Richard has just been given a 8-question multiple-choice quiz in his history class. Each question has five answers, of which only one is correct. Since Richard has not attended class recently, he doesn't know any of the answers. Assuming that Richard guesses on all eight questions, find the indicated probabilities. (Round your answers to three decimal places.)

(a) What is the probability that he will answer all questions correctly?

(b) What is the probability that he will answer all questions incorrectly?

(c) What is the probability that he will answer at least one of the questions correctly? Compute this probability two ways. First, use the rule for mutually exclusive events and the probabilities shown in the binomial probability distribution table. Then use the fact that {eq}P(r \geq 1) = 1 - P(r = 0). {/eq}

(d) What is the probability that Richard will answer at least half the questions correctly?

## Mutually exclusive events and binomial distribution:

Mutually exclusive events are events that cannot occur at the same time. Binomial distribution events are mutually exclusive since such events have two possible outcomes, success or failure that cannot occur at the same time.

Let X be a random a random variable that denotes the number of questions Richard guesses correctly.
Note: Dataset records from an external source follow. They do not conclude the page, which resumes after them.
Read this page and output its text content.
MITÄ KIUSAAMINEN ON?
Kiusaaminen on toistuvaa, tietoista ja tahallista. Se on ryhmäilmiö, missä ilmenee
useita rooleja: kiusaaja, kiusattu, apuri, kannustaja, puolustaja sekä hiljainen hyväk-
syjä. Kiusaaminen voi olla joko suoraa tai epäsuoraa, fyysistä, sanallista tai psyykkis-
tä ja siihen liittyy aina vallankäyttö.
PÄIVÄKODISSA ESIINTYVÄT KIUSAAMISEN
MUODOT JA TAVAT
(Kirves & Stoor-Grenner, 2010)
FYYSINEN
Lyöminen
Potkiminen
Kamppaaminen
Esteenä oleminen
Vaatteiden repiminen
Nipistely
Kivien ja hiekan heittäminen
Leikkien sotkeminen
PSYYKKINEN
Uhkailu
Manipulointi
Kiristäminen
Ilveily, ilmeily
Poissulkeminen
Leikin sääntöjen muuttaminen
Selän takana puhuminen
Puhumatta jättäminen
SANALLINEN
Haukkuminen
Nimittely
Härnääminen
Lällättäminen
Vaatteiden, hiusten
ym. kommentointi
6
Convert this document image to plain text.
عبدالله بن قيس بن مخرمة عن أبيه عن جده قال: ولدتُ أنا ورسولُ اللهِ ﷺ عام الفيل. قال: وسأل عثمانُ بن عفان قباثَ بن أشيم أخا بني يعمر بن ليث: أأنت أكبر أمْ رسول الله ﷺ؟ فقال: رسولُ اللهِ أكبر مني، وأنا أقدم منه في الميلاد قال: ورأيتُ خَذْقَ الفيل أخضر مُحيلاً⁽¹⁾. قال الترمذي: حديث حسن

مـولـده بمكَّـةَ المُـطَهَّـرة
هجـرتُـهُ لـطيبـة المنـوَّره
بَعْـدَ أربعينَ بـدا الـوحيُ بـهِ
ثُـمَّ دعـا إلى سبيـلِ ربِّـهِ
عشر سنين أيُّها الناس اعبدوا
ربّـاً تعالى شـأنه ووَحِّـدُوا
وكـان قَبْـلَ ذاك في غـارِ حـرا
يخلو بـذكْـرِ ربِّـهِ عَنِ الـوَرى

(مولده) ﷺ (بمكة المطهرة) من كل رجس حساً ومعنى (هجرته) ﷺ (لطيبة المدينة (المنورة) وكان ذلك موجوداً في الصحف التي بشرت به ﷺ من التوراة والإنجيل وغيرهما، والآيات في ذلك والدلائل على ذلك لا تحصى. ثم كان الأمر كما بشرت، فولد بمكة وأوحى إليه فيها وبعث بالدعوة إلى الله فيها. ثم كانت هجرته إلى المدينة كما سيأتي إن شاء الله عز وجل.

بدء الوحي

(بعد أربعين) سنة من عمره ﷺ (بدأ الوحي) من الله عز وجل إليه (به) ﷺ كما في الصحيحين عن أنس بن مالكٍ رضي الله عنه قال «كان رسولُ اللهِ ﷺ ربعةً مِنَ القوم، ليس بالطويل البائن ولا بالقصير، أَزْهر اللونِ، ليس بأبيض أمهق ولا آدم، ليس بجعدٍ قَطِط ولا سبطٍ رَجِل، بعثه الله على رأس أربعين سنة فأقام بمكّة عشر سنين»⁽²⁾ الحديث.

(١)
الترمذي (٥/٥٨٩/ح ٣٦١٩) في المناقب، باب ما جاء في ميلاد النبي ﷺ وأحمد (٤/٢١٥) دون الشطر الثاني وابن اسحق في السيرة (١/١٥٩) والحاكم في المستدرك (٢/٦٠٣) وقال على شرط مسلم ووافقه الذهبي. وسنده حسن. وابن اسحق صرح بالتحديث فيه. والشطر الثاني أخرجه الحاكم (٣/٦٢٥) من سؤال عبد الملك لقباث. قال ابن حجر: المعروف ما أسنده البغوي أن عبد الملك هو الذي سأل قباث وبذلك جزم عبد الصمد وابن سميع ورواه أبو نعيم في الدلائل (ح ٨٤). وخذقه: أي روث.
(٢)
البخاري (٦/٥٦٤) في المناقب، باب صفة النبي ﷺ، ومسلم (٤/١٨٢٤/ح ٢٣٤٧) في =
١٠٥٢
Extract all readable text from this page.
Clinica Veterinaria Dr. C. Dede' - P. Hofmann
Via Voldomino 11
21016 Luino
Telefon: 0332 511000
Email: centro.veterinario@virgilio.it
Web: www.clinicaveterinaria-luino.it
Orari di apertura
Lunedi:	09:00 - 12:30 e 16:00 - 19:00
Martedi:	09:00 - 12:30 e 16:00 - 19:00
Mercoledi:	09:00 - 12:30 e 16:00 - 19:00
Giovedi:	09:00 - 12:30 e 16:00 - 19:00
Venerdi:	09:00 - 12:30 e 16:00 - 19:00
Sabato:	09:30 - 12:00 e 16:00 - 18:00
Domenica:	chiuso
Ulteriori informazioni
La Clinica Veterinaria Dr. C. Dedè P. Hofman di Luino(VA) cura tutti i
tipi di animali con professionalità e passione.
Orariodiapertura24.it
X follows binomial distribution with n = 8 and p = {eq}\dfrac{1}{5} = 0.2 {/eq}

Probability mass function of a binomial distribution is given by:{eq}P(X=x) =\begin{align*}{n \choose x} \times p^x \times (1-p)^{n-x}\end{align*}\space,x=0,1,2,3,...,n {/eq}, where;
{eq}n {/eq} is the number of trials,
{eq}p {/eq} is the probability of success,
{eq}x {/eq} is the number of successes and
{eq}\begin{align*}{n \choose x} \end{align*}= \dfrac{n!}{x!(n-x)!} {/eq} is the number of combinations of {eq}n {/eq} objects, taken {eq}x {/eq} at a time.

(a)

Probability that he will answer all questions correctly:

{eq}P(X=8) =\begin{align*}{8 \choose 8} \times 0.2^8 \times (1-0.2)^{8-8}\end{align*} = 0.00000256 {/eq}

(b)

Probability that he will answer all questions incorrectly:

{eq}P(X=0) =\begin{align*}{8 \choose 0} \times 0.2^0 \times (1-0.2)^{8-0}\end{align*} = 0.168 {/eq}

(c)

Probability that he will answer at least one of the questions correctly:

i

Using the rule for mutually exclusive events:

=1 - P(All questions are answered incorrectly)
{eq}=1-\bigg[(1 -0.2)\times (1 -0.2)\times (1 - 0.2)\times (1-0.2)\times (1-0.2) \times (1-0.2)\times (1-0.2)\times (1-0.2)\bigg]\\=1 - 0.16777\\= 0.832 {/eq}

(ii)

Using binomial probability distribution table.

{eq}P(X\geq 1) = 1 - P(X <1)\\=1 - P(X=0)\\=1 -0.168 \\= 0.832 {/eq}

(d)

Probability that Richard will answer at least half the questions correctly:

{eq}P(X\geq 4) = P(X=4)+P(X=5)+P(X=6)=P(X=7)+P(X=8)\\=\begin{align*}{8 \choose 4} \times 0.2^4 \times (1-0.2)^{8-4}+{8 \choose 5} \times 0.2^5 \times (1-0.2)^{8-5}+{8 \choose 6} \times 0.2^6 \times (1-0.2)^{8-6}+{8 \choose 7} \times 0.2^7 \times (1-0.2)^{8-7}+{8 \choose 8} \times 0.2^8 \times (1-0.2)^{8-8}\end{align*}\\=0.0458752+0.009175+0.00114688+0.00008192+0.00000256\\=0.056 {/eq}